Banyak kisah kehidupan di panti asuhan. Mereka terkumpul karena keadaan. Tapi mereka punya semangat untuk hidup dan terus mengejar cita-cita.
Seperti Bayu Nata Linggar, M Jafar dan bersama puluhan anak-anak lainnya. Mereka menikmati hidup di Yayasan Yatim Piatu Mardhotillah Pekayon, Pasar Rebo, Jakarta Timur. Bayu kini kini duduk di kelas VII.
Makan seadanya, nasi lauk tempe, plus sambal bukan hal aneh bagi Bayu bersama-sama 24 teman-temannya. Hal itu sudah menjadi kebiasaan di mana mereka tinggal saat ini.
Berbeda dengan anak-anak seusianya yang baru menginjak 12 tahun. Makan enak, apa yang diinginkan tercapai, waktu bermain banyak, ingin sesuatu tinggal bilang orangtuanya atau tinggal tunjuk.
"Kita di sini biasa makan bareng-bareng dengan lauk seadanya, nasi tempe. Ramai-ramai 1 loyang bersama-sama (satu tempat seperti piring besar, istilahnya kembulan)," ujar Bayu dengan lugunya kepada merdeka.com, Jakarta, Kamis (27/2).
Menurutnya, makan bersama-sama dengan cara kembulan satu tempat dapat membangun nuansa kebersamaan di antara mereka. Sama-sama memiliki rasa senasib, sama-sama belajar mandiri, berjuang dan menuntut ilmu, dan pisah dari orangtua.
Tentu, kehidupan mereka amat berbeda dengan anak yang memiliki orangtua dengan ekonomi lebih mapan. Makan tiga kali teratur, banyak kantongi uang jajan, waktu bermain leluasa dan apa-apa ada.
Kegiatan mereka juga tidak sebebas dengan anak pada umumnya. Dari pagi, siang hingga malam menjelang tidur, seabrek kegiatan sudah terjadwal.
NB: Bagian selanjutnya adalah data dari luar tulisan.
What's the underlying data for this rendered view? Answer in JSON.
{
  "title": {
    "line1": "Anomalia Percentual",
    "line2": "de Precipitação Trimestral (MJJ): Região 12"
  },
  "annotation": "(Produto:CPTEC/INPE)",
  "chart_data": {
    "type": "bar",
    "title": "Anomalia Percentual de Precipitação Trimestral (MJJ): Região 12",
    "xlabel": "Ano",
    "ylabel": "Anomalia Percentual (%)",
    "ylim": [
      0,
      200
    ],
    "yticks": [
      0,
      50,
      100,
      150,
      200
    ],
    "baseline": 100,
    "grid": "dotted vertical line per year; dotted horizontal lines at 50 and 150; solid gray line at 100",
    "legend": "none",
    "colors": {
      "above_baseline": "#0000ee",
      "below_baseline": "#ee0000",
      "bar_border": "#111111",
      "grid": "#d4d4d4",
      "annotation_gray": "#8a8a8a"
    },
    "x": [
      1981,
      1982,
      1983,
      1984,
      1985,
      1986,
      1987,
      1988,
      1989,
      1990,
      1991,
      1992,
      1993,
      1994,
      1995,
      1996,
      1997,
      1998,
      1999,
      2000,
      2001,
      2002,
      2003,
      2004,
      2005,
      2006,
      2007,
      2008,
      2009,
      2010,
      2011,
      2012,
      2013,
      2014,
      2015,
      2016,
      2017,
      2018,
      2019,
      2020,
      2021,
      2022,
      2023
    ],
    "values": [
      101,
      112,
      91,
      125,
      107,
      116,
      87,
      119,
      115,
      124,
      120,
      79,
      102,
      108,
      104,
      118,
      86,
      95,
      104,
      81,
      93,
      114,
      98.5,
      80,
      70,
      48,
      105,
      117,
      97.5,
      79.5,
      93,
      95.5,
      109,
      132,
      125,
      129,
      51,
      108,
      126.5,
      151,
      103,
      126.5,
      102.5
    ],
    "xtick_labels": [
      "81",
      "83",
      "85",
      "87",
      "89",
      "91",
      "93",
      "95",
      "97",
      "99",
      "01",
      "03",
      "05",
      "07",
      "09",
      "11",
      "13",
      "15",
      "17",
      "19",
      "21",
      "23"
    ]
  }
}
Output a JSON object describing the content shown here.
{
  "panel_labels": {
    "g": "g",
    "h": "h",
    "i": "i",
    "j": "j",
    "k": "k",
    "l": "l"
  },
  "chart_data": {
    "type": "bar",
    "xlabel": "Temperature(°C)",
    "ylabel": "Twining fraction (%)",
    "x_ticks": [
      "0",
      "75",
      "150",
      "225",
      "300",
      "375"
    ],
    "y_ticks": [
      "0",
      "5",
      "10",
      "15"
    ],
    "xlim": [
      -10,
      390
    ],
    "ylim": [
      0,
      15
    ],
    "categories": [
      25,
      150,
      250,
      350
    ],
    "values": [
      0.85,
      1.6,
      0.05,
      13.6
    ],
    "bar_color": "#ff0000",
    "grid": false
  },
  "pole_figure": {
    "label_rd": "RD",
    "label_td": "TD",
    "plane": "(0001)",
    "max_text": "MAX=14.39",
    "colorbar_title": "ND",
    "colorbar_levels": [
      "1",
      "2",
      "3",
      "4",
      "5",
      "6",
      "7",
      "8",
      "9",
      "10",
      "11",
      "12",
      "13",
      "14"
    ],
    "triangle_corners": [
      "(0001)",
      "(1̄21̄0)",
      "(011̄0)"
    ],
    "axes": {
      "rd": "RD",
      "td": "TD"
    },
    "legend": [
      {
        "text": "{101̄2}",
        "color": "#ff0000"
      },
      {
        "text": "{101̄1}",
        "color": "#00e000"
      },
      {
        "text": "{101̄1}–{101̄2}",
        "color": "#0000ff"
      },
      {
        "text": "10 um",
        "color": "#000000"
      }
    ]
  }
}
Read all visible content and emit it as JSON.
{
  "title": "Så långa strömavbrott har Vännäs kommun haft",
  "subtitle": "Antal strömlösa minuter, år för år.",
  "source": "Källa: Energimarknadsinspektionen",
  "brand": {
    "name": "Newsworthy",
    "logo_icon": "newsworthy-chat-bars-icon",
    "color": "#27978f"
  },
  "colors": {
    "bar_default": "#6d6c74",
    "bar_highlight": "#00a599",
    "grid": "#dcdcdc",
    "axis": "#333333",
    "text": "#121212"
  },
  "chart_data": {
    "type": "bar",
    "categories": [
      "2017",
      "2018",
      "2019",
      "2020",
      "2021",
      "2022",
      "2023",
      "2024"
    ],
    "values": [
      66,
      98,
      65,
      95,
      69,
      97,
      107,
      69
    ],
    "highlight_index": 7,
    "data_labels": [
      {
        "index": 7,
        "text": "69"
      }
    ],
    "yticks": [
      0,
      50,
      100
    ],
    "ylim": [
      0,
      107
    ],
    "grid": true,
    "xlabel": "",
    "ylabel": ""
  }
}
Mulai pagi pukul 04.30 WIB wajib jemaah subuh hingga jelang tengah malam.
Makan hanya dua kali dengan lauk dan makanan yang apa adanya. Waktu bermain pun juga tidak sebebas dan seleluasa anak-anak seusianya.
Anak-anak panti ini, sebagian besar orangtuanya adalah tergolong ekonomi tidak mampu. Anak-anak tersebut masuk dan menginap di yayasan dengan harapan dapat belajar mandiri sedari kecil.
Salah satu pembina anak-anak yatim tersebut, Arif Wahyudin mengatakan, makan satu tempat dan tidur bersama-sama dalam satu ruangan, sudah menjadi budaya tersendiri yang ditanamkan. Hal ini untuk membangun nilai kebersamaan di antara anak satu dengan anak lainnya. Selain itu, tentunya karena faktor keterbatasan ekonomi.
"Tapi semuanya menikmati dan tidak menjadi penghalang mereka untuk belajar. Jadwal belajar anak-anak lebih padat, jiwa kemandirian dan kebersamaan terasah," tandasnya.